Trop…trop gros…la peur…votre échec !

Les 3 autres raisons pour lesquelles vous allez échouer

 

Voici la suite des 2 première raisons qui vont vous faire échouer…

Trop d’objectifs

C’est bête mais beaucoup d’entre vous se fixent plusieurs objectifs en même temps. Je sais que certains se disent « C’est super, comme ça on peut avancer plus vite ». Ce qu’il se passe lorsque vous vous fixez trop d’objectifs c’est que vous vous concentrez sur un en particulier et vous délaissez les autres.

Par exemple vous vous dites : « ok, je veux faire un film, être comédien, gagner de l’argent avec mes scénarios et devenir célèbre » ou encore « monter une équipe, trouver une caméra pro, trouver des comédiens etc… »

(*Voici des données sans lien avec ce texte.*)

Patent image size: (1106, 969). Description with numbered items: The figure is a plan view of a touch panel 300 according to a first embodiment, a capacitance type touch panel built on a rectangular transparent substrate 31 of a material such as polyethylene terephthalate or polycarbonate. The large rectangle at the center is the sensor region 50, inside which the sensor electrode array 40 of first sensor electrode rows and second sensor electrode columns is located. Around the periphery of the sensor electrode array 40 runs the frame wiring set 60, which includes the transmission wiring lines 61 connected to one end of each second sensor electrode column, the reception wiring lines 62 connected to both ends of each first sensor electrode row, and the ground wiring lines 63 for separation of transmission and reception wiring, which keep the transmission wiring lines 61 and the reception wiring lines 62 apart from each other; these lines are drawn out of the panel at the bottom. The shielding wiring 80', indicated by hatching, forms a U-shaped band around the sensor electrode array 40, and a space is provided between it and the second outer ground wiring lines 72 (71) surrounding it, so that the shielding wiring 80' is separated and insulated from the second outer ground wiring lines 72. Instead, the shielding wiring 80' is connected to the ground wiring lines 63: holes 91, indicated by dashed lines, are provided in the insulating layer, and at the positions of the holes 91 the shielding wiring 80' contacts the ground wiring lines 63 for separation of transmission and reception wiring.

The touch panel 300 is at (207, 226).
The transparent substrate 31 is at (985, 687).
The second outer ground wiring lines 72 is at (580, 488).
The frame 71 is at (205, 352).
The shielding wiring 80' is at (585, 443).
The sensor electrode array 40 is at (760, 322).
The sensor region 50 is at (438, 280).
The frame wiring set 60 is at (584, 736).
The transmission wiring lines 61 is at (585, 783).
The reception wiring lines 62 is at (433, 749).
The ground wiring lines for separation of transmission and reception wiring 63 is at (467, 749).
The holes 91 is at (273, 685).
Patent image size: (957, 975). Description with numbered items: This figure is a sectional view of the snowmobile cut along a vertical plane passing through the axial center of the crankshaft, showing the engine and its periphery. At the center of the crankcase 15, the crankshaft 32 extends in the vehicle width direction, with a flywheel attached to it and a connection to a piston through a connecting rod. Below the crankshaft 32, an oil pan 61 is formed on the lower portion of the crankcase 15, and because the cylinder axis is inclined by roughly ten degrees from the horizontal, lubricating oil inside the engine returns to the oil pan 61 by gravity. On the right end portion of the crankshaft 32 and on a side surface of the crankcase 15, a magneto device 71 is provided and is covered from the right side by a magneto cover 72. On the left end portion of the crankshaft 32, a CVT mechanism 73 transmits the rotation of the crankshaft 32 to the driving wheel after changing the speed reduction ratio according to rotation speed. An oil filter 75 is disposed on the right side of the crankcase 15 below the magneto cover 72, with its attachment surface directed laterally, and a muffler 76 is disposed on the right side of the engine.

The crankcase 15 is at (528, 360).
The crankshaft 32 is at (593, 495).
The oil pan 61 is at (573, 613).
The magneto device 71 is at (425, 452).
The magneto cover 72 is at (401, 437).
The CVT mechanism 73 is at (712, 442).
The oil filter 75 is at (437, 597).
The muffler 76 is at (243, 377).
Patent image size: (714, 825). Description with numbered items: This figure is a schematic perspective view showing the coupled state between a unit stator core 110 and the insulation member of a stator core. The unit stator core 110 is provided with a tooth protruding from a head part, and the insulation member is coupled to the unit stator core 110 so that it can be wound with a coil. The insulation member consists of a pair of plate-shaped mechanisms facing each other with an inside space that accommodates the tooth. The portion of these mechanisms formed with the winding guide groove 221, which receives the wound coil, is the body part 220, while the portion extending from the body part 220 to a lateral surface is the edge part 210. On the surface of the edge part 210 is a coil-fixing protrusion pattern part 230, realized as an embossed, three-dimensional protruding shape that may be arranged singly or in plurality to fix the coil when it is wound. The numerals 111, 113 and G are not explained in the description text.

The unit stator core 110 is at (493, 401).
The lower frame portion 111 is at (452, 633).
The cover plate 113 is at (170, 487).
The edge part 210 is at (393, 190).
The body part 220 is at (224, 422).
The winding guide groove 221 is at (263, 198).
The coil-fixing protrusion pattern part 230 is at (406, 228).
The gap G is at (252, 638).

Ok, je sais que c’est un peu cliché mais le pire c’est que c’est vrai. Se fixer plusieurs buts a deux inconvénients :

  • On ne peut pas tous les faire en même temps
  • On se concentre sur des buts inutiles ou qui ne sont pas qualitatifs

Les 3 autres raisons de votre échec

Pour la première raison, j’en ai parlé plus haut, on se concentre plus sur un objectif que sur un autre ce qui nous donne la sensation de ne jamais avancer assez vite. Ou encore on associe deux objectifs qui ne peuvent pas se faire en même temps. Par exemple, si vous avez comme objectif de trouver des comédiens et que vous êtes encore en train d’écrire votre scénario cela ne peut pas fonctionner. Vous devez d’abord finir votre scénario et ensuite, seulement, chercher vos comédiens.

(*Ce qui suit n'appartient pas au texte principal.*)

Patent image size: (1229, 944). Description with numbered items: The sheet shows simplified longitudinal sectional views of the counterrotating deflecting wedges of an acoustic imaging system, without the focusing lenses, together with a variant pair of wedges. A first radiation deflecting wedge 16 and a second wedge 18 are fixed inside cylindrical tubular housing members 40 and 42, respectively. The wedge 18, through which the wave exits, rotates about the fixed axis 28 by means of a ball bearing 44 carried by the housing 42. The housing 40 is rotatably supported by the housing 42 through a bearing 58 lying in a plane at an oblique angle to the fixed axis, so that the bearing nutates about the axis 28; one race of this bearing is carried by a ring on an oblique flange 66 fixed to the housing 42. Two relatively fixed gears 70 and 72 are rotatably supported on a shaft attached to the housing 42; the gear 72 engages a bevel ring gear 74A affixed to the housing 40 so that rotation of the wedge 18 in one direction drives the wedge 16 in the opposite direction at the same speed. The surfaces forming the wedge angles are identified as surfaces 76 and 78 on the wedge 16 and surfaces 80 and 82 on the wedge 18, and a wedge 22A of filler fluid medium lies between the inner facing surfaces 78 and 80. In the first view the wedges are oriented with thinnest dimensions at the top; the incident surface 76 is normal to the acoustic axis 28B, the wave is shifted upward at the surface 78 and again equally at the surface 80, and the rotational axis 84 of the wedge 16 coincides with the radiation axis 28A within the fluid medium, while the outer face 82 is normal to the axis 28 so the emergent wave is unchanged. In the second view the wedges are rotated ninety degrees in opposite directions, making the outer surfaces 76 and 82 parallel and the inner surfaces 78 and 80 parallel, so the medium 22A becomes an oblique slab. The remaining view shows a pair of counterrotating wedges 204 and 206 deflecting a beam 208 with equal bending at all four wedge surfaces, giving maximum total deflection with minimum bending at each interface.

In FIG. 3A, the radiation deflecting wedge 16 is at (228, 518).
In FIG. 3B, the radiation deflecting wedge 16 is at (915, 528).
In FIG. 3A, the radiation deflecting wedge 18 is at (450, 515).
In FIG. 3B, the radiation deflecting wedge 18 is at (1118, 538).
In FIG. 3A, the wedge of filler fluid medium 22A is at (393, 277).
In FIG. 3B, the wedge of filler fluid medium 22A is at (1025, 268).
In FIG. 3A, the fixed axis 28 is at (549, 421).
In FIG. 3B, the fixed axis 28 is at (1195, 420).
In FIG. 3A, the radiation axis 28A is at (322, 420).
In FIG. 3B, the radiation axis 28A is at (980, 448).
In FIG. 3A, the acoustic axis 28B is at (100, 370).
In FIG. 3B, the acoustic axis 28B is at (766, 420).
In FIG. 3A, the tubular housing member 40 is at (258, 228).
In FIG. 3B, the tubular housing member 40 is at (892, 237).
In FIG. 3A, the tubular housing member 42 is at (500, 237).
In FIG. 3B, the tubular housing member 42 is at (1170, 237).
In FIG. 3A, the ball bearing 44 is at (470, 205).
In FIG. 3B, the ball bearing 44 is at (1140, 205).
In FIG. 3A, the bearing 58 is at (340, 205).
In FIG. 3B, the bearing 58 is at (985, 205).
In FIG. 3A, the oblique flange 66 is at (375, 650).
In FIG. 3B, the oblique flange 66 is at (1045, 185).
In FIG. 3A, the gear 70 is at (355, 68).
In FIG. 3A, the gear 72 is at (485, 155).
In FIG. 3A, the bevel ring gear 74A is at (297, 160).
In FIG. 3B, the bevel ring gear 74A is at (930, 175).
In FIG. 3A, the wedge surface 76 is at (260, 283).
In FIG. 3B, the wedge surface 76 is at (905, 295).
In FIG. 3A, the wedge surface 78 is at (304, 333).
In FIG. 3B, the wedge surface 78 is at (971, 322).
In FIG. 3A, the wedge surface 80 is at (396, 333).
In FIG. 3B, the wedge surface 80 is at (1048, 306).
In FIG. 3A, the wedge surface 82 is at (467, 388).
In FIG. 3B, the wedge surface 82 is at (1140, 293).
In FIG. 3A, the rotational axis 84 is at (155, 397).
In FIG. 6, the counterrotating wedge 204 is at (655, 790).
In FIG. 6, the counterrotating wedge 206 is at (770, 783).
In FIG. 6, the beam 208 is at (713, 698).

Pour le deuxième inconvénient : « se concentrer sur des objectifs moins qualitatifs ou inutiles ». Si vous souhaitez gagner beaucoup d’argent avec vos films et que votre but c’est ça…ce n’est pas un but de qualité. D’ailleurs c’est une conséquence et non pas un but. Si vous faites de bons films et que vous arrivez à attirer les spectateurs dans les salles, alors vous gagnerez plus d’argent. Le but c’est donc de faire/ réaliser un film.

Trouver une bonne caméra n’est pas un but qualitatif ! Car si vous ne savez pas vous en servir cela ne sert à rien. L’objectif serait de trouver un bon technicien, comme un chef opérateur/ cadreur, sachant s’en servir.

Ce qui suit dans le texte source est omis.